With grainsize = 1 you probably have quite high overhead, which would be reduce with bigger grainsizes.

Why don’t you define Wt as matrix[Q, P] to avoid repeated transpose?

You seem to have the normal model twice, and you should drop the for loop lines.

If N and P are big, see also the blog post for speed optimizations

2 Likes

For this particular model, I think you will get the most speedup by marginalizing out z and writing the resulting multivariate normal as a function of the sample mean and covariance matrix.

If you marginalize over z you get

\mathbf{y}_n \sim \mathcal{N}_{P}(\mathbf{0}, \mathbf{WW}' + \sigma^{2}\mathbf{I})

Then the \mathbf{y}_n are iid and you can evaluate the likelihood using sufficient statistics (sample mean vector and covariance matrix). This means you don’t need to loop over n, you can compute the sample mean vector and covariance matrix once in the generated data block (or they can be sent in as data). The Stan code to evaluate the multivariate normal via sample mean and covariance matrix is at this post.

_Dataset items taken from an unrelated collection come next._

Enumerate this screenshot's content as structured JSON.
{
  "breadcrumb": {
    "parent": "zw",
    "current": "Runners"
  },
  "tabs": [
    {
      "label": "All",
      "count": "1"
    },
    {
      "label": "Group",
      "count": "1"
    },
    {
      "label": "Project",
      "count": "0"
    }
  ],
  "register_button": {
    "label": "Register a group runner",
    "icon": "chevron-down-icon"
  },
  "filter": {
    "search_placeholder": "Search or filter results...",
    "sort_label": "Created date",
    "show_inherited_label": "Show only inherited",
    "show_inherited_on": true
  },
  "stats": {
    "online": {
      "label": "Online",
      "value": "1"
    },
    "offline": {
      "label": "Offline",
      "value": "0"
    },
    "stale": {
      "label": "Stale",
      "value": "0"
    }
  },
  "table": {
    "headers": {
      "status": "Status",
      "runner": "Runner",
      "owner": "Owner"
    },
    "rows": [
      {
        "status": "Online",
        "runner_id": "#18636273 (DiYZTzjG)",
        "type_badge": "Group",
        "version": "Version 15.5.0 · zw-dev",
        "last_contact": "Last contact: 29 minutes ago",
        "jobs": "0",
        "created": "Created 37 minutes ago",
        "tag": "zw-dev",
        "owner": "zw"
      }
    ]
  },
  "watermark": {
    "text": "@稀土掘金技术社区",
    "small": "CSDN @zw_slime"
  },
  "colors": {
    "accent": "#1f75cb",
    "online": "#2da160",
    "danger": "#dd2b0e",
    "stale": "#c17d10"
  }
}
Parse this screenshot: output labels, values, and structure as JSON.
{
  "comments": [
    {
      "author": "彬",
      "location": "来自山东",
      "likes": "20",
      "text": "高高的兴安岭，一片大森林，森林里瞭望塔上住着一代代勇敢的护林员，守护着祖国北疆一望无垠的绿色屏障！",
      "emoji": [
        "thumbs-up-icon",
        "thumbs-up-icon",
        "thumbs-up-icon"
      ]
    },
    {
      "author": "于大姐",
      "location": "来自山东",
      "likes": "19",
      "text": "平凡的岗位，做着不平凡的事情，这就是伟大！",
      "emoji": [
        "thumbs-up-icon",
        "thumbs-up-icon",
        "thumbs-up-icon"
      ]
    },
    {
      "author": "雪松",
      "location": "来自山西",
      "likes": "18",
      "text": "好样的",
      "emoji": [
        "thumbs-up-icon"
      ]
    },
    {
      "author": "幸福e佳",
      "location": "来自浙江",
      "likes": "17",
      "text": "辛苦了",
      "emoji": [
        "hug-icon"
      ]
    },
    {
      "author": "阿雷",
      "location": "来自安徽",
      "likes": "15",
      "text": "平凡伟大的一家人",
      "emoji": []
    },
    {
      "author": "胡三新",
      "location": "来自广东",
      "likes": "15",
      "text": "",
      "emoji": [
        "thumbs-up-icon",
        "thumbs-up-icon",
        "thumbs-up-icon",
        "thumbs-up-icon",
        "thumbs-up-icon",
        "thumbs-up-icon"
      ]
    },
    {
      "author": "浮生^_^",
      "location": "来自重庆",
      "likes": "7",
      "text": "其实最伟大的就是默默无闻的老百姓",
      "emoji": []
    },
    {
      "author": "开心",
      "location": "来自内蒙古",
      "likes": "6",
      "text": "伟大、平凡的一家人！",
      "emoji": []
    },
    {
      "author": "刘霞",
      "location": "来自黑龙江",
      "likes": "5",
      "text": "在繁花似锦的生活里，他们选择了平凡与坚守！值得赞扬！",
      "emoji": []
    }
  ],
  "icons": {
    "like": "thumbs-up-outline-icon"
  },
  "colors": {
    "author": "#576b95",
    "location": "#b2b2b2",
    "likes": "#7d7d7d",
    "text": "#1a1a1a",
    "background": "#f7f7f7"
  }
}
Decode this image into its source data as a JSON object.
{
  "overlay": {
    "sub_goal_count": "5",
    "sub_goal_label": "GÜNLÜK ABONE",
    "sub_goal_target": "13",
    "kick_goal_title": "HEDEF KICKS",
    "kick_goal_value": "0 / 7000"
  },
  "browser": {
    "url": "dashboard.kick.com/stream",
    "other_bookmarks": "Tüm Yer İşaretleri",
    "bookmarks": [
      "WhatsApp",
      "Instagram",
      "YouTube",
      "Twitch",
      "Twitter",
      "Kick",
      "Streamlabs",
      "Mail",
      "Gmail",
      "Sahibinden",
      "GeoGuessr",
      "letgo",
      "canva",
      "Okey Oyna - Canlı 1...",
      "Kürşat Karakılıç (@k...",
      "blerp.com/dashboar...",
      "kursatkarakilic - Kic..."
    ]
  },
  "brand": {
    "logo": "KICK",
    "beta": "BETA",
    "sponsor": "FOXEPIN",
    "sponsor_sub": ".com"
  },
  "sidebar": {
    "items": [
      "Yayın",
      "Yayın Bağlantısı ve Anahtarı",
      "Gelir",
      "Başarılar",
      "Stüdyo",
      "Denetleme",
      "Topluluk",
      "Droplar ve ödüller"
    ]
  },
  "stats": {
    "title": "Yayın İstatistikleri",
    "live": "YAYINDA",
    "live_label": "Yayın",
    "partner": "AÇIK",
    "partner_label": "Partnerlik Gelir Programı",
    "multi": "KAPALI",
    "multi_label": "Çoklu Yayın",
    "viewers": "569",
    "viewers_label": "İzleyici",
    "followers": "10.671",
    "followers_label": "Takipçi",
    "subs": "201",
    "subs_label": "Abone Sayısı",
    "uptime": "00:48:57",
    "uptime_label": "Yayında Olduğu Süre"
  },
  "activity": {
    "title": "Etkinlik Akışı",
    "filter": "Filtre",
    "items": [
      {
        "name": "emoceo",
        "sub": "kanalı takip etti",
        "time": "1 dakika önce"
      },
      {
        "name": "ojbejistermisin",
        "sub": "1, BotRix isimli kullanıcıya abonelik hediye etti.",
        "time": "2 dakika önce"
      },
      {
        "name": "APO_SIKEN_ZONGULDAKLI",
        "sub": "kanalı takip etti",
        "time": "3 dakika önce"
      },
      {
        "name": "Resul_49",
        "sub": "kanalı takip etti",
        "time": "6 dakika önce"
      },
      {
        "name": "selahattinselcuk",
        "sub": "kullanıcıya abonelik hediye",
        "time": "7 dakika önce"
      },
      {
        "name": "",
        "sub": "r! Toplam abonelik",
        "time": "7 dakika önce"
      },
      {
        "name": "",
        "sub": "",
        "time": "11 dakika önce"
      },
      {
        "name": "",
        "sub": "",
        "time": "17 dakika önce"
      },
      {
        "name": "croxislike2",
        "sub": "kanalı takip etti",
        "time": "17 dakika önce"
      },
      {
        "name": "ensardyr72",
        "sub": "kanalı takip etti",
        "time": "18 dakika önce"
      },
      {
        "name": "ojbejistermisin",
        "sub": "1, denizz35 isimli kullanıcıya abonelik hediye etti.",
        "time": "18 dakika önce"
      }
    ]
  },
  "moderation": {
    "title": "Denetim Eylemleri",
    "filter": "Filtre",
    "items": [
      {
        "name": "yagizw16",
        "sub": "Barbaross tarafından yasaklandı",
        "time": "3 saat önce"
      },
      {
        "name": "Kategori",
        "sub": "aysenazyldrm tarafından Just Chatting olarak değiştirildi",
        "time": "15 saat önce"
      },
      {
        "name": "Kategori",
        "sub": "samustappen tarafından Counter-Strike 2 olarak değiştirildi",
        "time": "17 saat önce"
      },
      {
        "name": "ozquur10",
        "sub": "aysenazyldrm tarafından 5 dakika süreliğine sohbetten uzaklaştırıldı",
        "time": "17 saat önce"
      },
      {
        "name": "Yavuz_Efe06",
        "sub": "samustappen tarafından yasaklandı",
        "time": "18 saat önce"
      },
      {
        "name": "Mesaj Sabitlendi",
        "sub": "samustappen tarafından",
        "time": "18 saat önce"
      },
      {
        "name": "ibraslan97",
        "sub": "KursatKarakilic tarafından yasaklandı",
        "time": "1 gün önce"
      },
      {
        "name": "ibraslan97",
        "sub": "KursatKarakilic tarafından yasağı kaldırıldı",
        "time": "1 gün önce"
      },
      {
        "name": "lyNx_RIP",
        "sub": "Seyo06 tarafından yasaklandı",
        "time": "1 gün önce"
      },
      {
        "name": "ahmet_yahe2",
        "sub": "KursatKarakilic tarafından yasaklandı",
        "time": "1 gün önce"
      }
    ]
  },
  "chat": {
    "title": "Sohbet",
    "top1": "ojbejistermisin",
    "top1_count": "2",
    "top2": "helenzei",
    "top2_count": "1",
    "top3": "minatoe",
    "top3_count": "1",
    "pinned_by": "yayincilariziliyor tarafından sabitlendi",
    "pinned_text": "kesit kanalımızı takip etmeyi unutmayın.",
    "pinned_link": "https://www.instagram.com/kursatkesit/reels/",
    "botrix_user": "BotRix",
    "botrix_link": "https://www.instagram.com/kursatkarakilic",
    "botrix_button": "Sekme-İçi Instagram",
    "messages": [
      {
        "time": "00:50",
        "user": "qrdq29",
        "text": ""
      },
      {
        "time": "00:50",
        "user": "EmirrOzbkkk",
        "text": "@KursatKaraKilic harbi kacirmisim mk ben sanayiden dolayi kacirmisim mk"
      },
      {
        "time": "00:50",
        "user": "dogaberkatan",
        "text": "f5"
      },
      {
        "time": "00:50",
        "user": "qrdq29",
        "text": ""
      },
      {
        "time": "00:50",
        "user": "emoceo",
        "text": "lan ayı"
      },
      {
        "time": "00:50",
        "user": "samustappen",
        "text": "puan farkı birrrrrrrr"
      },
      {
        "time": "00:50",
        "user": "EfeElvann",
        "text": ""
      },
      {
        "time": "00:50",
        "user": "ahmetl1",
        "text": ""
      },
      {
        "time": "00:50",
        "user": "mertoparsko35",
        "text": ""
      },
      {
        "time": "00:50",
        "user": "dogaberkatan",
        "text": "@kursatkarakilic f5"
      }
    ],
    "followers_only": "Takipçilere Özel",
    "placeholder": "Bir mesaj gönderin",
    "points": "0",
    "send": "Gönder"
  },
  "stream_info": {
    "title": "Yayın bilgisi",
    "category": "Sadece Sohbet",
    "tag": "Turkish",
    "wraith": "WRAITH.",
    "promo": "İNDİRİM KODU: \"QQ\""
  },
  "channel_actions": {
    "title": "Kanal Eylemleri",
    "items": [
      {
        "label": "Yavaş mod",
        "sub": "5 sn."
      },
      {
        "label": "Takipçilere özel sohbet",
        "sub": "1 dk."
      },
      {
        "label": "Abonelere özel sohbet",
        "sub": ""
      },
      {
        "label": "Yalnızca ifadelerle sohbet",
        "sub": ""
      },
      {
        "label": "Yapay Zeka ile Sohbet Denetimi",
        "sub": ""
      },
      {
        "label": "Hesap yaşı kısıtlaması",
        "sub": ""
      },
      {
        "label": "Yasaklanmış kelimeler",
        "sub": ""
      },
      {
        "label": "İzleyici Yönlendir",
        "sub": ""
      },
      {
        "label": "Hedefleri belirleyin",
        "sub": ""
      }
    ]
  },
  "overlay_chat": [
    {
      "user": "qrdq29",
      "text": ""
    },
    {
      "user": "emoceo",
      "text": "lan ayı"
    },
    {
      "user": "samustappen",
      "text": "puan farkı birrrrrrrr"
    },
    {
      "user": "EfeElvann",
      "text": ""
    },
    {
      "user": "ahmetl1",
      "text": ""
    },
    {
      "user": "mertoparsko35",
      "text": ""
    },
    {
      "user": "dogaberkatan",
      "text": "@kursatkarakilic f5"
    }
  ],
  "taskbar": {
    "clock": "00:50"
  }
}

If you want the \mathbf{z}_n, you can obtain them in generated quantities by using the multivariate normal rng. You have that (\mathbf{y}_n'\ \mathbf{z}_n')' is multivariate normal and, from there, can obtain the distribution of \mathbf{z}_n \mid\ \mathbf{y}_n as another multivariate normal. I am working from memory, but I believe the result is

\mathbf{z}_n \mid\ \mathbf{y}_n \sim \mathcal{N}_{Q}(\mathbf{W}'(\mathbf{WW}' + \sigma^{2}\mathbf{I})^{-1}\mathbf{y}_n,\ \mathbf{I} - \mathbf{W}'(\mathbf{WW}' + \sigma^{2}\mathbf{I})^{-1}\mathbf{W})

For what it’s worth, I would call this a factor analysis instead of a PCA because it involves a multivariate normal model, whereas PCA is typically a matrix algorithm without a likelihood.

2 Likes

You were right… It’s better to test different values of this parameter

I did it and it also helps

I should mention that I was commenting out two of the three alternatives when compiling the Stan code

Thanks a lot, I definitely will read the post thoroughly

You are right, if I marginalize out \mathbf{z}_{n} I get the marginal distribution you wrote. Nevertheless, if I’m not wrong, Stan needs the conditional distribution of \mathbf{y}_{n} not the marginal distribution of \mathbf{y}_{n}.

The conditional distribution \mathbf{z}_{n} given \mathbf{y}_{n} assumes that \mathbf{W} is given. Within the Bayesian approach, \mathbf{W} is also a matrix of random variables.

1 Like

Thanks a lot @avehtari and @edm for your comments and suggestions - they were really useful for better understanding my model.

I’ve have implemented a Bayesian PCA from scratch to test reduce_sum, which allowed me to progress on finding a more efficient way to implement within-chain parallelization in the model. I’ll post it today.

1 Like

I would be wiling to bet a beer that you will obtain the same posterior distribution regardless of whether you use marginal or conditional likelihood.

About \mathbf{W} being given: in generated quantities, \mathbf{W} has already been sampled so is basically given (the “given” just changes at each iteration). Sampling \mathbf{z} in generated quantities is like a Gibbs sampling step.

1 Like

This a good exercise… Even better if there is a beer in play :)
I’ll try this out once I finish the implementation of the within-chain parallelization via reduce_sum

I see your point… I consider it’s worth trying this approach. As I mentioned above, I’ll try this out.